Un team di archeologi e grafici hanno recentemente collaborato a un lavoro di ricostruzione digitale di un’antica città greca, Pavlopetri, fondata durante l’età del bronzo, all’incirca 5000 anni fa, e sommersa delle acque del mare attorno a 3000 anni fa. È la prima volta che una città sommersa viene interamente mappata e ricostruita in 3d con immagini ad alta definizione e con un margine di errore che, si legge nel comunicato ufficiale, è quantificabile a meno di 3 centimetri.

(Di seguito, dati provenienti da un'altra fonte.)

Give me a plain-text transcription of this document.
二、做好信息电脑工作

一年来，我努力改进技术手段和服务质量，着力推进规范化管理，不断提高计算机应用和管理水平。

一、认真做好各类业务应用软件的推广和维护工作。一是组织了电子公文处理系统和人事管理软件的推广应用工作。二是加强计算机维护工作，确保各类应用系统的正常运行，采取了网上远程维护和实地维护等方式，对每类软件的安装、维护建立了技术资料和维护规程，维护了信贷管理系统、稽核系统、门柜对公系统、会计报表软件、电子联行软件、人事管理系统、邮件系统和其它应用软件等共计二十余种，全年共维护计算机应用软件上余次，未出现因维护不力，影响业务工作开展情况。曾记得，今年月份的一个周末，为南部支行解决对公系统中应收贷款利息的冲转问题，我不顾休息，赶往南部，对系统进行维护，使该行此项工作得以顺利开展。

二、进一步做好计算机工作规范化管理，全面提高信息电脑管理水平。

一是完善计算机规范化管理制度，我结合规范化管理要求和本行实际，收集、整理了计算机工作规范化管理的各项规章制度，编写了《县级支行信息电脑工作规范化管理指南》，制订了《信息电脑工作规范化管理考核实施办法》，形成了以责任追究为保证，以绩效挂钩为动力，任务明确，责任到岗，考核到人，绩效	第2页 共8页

Uno degli edifici sommersi

Contestualmente, si sta procedendo a nuovi scavi, grazie alle tecniche dell’archeologia subacquea. La città, infatti, che conta una quindicina di edifici per un’estensione di circa 20 acri, è del tutto sommersa e si trova a 3 metri sott’acqua. Le nuove ricerche dovrebbero dirci di più sulla sua storia, le sue funzioni – sembra che fosse un’importante scalo commerciale – ma dovrebbero permettere anche una migliore conservazione del sito stesso, negli ultimi anni danneggiato dalle ancore delle barche e dai pericolosissimi “souvenir hunters”, rappresentanti tra i più sgradevoli del turismo di massa.